Iceland – the land of ice and fire - has undeniably experienced some major changes in the tourism sector in the past decade. Many people heard about the island for the first time, when volcano Eyjafjallajökull erupted in 2010 and its ash cloud was shown on TV screens all over the world. Still, the majority of travelers became really curious, during the European Football Championship in 2016, and took a shine to the hitherto mostly unknown people of Iceland.
Now, almost a decade after Eyjafjallajökull erupted, people hear about the so-called overtourism in Iceland, a term that has been brought up by the media, but that doesn’t seem to describe reality appropriately.
While in 2017 roughly 2.2 million people from foreign countries visited Iceland, 39.2 million people visited the UK. Keep in mind that the UK with its size of 242.495 square kilometers is roughly only twice as big as Iceland, and most people there don’t feel like their home country is completely overrun by tourists. So before you start to think that you might not want to spend your next holiday in Iceland, because you expect hordes of other tourists everywhere you would like to go, let us stick to what’s true.
To give you some recent facts, as an Icelandic newspaper reports, fewer tourists came to the island in January this year, compared to January 2018. The decrease is said to be around 5.8%. Besides, the tourism growth brought major positive changes with it. The plateau at Gullfoss (which means “golden waterfall”), for example, has been extended, so that visitors have even more space to spread out and enjoy an amazing view of the waterfall.
Iceland also invested in new attractions like the Lava Centre in Hvolvöllur, a Lava Show and shopping centre in Vík, boat tours on lake Fjallárlón, and 4-star hotels like Umi, Fosshotel Jökulsárlón and Austfirðir. In addition, many new restaurants opened that offer lots of delicious international dishes, and hotels are open now during winter, too.

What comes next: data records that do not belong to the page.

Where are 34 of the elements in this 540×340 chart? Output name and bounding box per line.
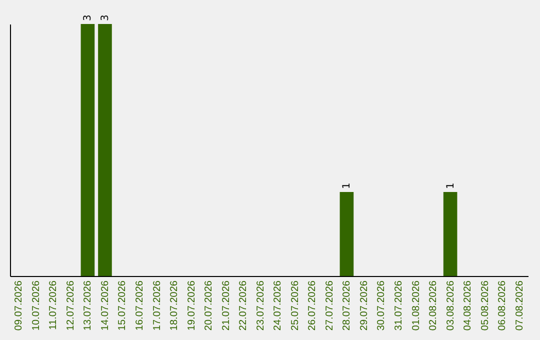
x-tick-label: 03.08.2026	[445, 280, 456, 331]
x-tick-label: 30.07.2026	[376, 280, 388, 331]
x-tick-label: 31.07.2026	[394, 280, 404, 331]
x-tick-label: 10.07.2026	[30, 280, 42, 331]
x-tick-label: 25.07.2026	[290, 280, 301, 331]
x-tick-label: 07.08.2026	[514, 280, 526, 331]
x-tick-label: 04.08.2026	[462, 280, 474, 331]
x-tick-label: 20.07.2026	[204, 280, 215, 331]
x-tick-label: 17.07.2026	[152, 280, 163, 331]
data-label: 3	[82, 14, 94, 21]
x-tick-label: 22.07.2026	[238, 280, 250, 331]
x-tick-label: 26.07.2026	[307, 280, 318, 331]
x-tick-label: 11.07.2026	[48, 280, 60, 330]
x-tick-label: 21.07.2026	[220, 280, 232, 331]
x-tick-label: 12.07.2026	[65, 280, 76, 331]
x-tick-label: 29.07.2026	[358, 280, 370, 331]
x-tick-label: 01.08.2026	[410, 280, 422, 331]
x-tick-label: 02.08.2026	[428, 280, 440, 331]
x-tick-label: 16.07.2026	[134, 280, 146, 331]
x-tick-label: 09.07.2026	[14, 280, 25, 331]
x-tick-label: 28.07.2026	[342, 280, 353, 331]
x-tick-label: 14.07.2026	[100, 280, 111, 331]
x-tick-label: 24.07.2026	[272, 280, 284, 331]
x-tick-label: 19.07.2026	[186, 280, 198, 331]
x-tick-label: 18.07.2026	[169, 280, 180, 331]
data-label: 1	[445, 182, 456, 189]
x-tick-label: 13.07.2026	[82, 280, 94, 331]
x-tick-label: 27.07.2026	[324, 280, 336, 331]
x-tick-label: 05.08.2026	[480, 280, 491, 331]
x-tick-label: 15.07.2026	[117, 280, 128, 331]
x-tick-label: 23.07.2026	[255, 280, 266, 331]
data-label: 3	[100, 14, 111, 21]
data-label: 1	[342, 182, 353, 189]
x-tick-label: 06.08.2026	[497, 280, 508, 331]
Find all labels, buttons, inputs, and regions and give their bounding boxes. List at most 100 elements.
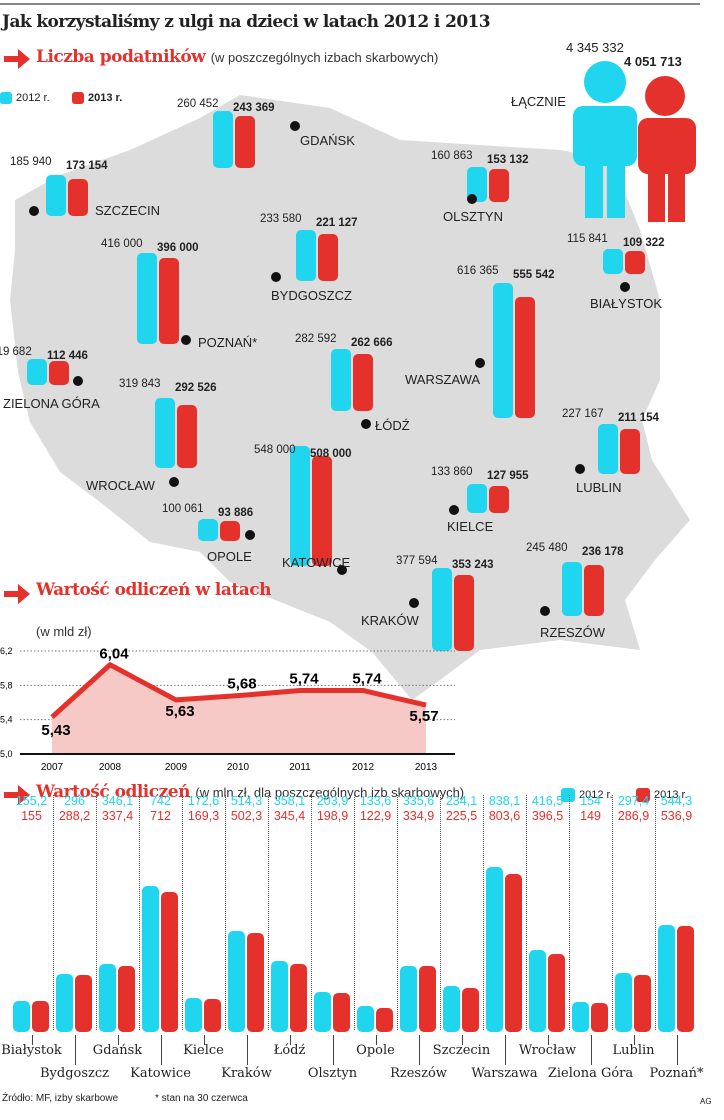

Furthermore, many new toilet facilities were built near famous sights all over the country, like Seljalandsfoss or Fjaðrárglúfur, and Iceland invested in a better infrastructure and parking spaces.
There has been a tourism growth in the past decade, and yes, during the high season (from May to September), you can expect many people at the hotspots of Iceland, like the Geyser area, the Blue Lagoon, or the Golden Circle. But if you want to visit those places during your stay, we recommend going there in the mornings or evenings, so you can avoid running into bigger groups of people. Or why not book a self-drive tour around the island, and discover places on your own?
Generally speaking, Icelanders are positive about the tourism growth, because they know about its importance for the economy, and that at least one third of all jobs in the country depends on it. The island was surprised by the tourism boom starting a couple of years ago, but its people proved to be good hosts to all international visitors, and they present their home country with pride.
So let’s get this straight: tourists are welcome in Iceland, even if it might get very busy at the hotspots from time to time (like in many other countries as well). Iceland needs and welcomes tourists, though they should always keep in mind to respect the beautiful landscape of Iceland and its people.